Три врача сидели в библиотеке, где они ежедневно совещались, по традиции сопровождая беседу стаканчиком-другим дымчатого крепкого солодового напитка. Каждый занимал привычное место: доктор Флорио, с физиономией стареющего херувима, облокотился на стол посреди библиотеки; доктор Виндль, язвительный эрудит, устроился в кресле, перелистывая журнал; доктор Гиссинг беззаботно полуразвалился на софе, внимая разговору с безмятежно-просветленным лицом, словно он с наслаждением прислушивался к далеким и сладостным струнным аккордам. Именно это характерное для Гиссинга выражение доктор Виндль не слишком вежливо сравнивал с «мордой настороженной крысы».
Гиссинг укорял Виндля за чрезмерный скептицизм: «Послушайте! Мальчик очевидно говорит правду. Невозможно предположить, что ему нравится торчать в больнице и подвергаться процедурам. У него в жизни уже были какие-то трагедии, и он не хочет их возвращения».
«Несомненно, мы имеем дело с чем-то зловещим, – медленно произнес доктор Флорио. – Непонятный случай, выходящий за рамки моего опыта. Я говорю, конечно, не только о внутреннем голосе, но и о тех картинах, которые он еще помнит – об озаренных лунами кипарисах, о темной фигуре на фоне сумеречного неба. Меня невольно начинает интересовать то, что стерлось из памяти Джаро. Возможно, ему пришлось пережить нечто, от чего у нас самих началась бы истерика».
«Вероятно, часть потерянной памяти можно восстановить», – предположил доктор Гиссинг.
«Маловероятно! – решительно отрезал доктор Виндль. – Провалы на схемах слишком обширны!»
«Верно! Но разве вы не заметили остатки разрушенных матриц? Я насчитал дюжину с первого взгляда. Разумеется, все они в той или иной мере повреждены и со временем только блекнут».
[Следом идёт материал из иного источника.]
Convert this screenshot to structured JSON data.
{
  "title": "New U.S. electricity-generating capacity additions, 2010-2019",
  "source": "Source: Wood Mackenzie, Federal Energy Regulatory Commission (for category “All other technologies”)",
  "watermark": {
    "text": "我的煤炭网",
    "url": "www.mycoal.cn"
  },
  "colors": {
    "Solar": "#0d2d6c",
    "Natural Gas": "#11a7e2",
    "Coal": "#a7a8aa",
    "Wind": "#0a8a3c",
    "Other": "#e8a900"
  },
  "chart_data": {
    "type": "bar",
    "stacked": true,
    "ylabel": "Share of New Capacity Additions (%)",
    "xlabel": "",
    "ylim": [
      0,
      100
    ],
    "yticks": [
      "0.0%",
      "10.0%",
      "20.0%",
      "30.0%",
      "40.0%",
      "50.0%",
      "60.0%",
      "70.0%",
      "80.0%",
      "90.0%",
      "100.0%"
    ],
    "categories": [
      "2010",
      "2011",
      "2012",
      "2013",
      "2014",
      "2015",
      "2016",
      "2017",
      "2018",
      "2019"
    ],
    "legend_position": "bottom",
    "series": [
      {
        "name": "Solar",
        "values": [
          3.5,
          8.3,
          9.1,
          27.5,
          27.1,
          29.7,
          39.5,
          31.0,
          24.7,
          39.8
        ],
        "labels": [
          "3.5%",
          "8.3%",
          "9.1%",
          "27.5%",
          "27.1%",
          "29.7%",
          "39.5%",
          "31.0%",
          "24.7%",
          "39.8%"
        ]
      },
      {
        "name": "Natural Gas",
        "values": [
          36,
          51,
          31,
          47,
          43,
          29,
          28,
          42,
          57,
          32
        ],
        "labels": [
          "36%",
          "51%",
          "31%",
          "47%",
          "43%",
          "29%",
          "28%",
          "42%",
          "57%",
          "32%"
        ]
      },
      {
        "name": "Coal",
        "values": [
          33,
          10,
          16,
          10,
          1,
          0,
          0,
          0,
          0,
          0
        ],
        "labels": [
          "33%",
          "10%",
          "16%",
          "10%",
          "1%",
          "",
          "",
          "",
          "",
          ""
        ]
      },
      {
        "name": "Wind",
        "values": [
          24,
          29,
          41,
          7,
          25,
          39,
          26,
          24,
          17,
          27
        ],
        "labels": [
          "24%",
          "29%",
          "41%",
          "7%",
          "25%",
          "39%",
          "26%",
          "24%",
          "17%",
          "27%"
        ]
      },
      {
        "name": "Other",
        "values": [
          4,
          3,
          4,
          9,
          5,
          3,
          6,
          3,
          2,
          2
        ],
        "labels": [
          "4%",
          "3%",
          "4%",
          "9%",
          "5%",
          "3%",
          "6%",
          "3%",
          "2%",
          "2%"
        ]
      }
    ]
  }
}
Виндль раздраженно крякнул: «Они не поддаются осмыслению! У нас есть только разрозненные отправные точки, не связанные мнемоническими функциями. В них нет настоящей значимости».
«Существенной значимости нет, но они исключительно любопытны».
«Любопытны для вас – возможно. Но мы не можем тратить время, улавливая расплывчатые обрывки воспоминаний подобно сумасшедшему энтомологу, рискующему утонуть в болоте, размахивая сачком в погоне за редкой бабочкой».
«Словоблудие, болтовня! – жизнерадостно подскочил доктор Гиссинг. – Вы забыли о моей весомости! Мы, „лемуры“, любим приправлять сыр перцем. Если потребуется, я займусь этим без вашей помощи».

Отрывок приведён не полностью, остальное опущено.